Over the years of being submerged in a family, a school, various jobs, and a social milieu, we absorb prevailing ideas from our environment, and some of these get buried in our subconscious, where they often don’t get examined until we inadvertently blurt them out, at times to our own embarrassment. This is one good reason why it behooves us to become more self-aware . . . so we can find ourselves and feel more confident that the ideas we are expressing are really our own.
- Self-awareness can open your mind to new perspectives
As we develop our perspectives they get more rigid and hard to change. But new ideas are refreshing and stimulating, opening our thinking in new and possibly promising directions.

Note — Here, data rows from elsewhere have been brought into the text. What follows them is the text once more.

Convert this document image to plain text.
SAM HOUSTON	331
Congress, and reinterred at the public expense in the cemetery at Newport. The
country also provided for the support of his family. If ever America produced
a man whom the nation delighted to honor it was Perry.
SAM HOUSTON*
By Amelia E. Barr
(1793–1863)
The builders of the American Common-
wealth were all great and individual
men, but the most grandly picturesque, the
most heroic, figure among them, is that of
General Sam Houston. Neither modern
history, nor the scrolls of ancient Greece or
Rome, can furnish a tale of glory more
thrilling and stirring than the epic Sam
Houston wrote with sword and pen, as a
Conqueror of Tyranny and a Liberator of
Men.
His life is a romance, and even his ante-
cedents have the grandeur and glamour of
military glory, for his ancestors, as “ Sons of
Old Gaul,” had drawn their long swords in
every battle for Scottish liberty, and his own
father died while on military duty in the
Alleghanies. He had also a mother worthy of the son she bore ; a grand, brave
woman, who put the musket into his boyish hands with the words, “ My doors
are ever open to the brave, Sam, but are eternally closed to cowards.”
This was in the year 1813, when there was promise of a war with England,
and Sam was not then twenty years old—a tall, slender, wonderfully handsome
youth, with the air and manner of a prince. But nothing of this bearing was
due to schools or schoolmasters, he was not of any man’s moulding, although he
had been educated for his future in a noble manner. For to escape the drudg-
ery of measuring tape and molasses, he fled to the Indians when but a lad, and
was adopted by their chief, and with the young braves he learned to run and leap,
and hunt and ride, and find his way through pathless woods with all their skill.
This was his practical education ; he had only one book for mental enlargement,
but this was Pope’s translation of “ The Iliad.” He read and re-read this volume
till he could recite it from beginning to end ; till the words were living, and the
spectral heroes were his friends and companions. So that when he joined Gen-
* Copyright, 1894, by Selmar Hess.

Open-mindedness is definitely a plus in being successful at dealing with life’s challenges and diverse situations.
- Self-awareness can boost self-worth
Very often the opinion we hold of ourselves is based on what others think, or more correctly, on what we think others think about us. If we were criticized often as children, we may develop a case of low self-esteem and sensitivity to rejection. On the other hand, if we were praised as a “prince or princess,” we are likely to develop false self-esteem or arrogance which can be hard our relationships. We owe it to ourselves to become more self-aware of the thoughts and beliefs within and whether they are consistent with reality.
- Self-awareness can help you look at yourself objectively
Humans tend to be critical beings, whether self-critical or hard on others, and sometimes both. By beating ourselves up, we serve no one and harm our well-being. No one is perfect, so why should we expect ourselves to be?
So learn to cut through the hype and become more objective, especially about yourself. Simply be willing to evaluate yourself as objectively as possible. Be sure not to gloss over what you’d rather not see, but rather mine the subconscious for its opinions and correct the mindsets that are not compatible with your values. You can do this by being completely honest with yourself, and when you find something that is out-of-sync, examine it, remove what isn’t compatible, and insert a better value or phrase to bring the idea in alignment with your personal values.
- Self-awareness can help you evaluate your strengths and weaknesses
You might say, “I’m a good starter, but I have more difficulty finishing a project.” “It’s easy for me to meet new people, but I have reservations when it comes to commitment.” “I’m a great friend, but I’m not so good at saving money.” We all have strengths and weaknesses. Use your strengths to succeed in life, and your path will be happier, because you will find appreciation and support along the way.
- Self-awareness can help you set intentions
If we wander through life without purpose or direction, chances are we’ll end up nowhere in particular. In order to form an intention, you really need some idea about what is important to you and what you hope to accomplish. It’s not necessary to know how you are going to get there, but you want to have some idea of your general direction. For instance: “I intend to create my own business in _ (whatever field) and become self-sufficient by age _”; “I intend to find the right life partner and raise a happy and healthy family together in the country”; “I intend to stand up for myself when my boss puts me down”; etc.
Say your intention out loud, communicating with your inner self, letting yourself know that you intend to create a more meaningful and satisfying life.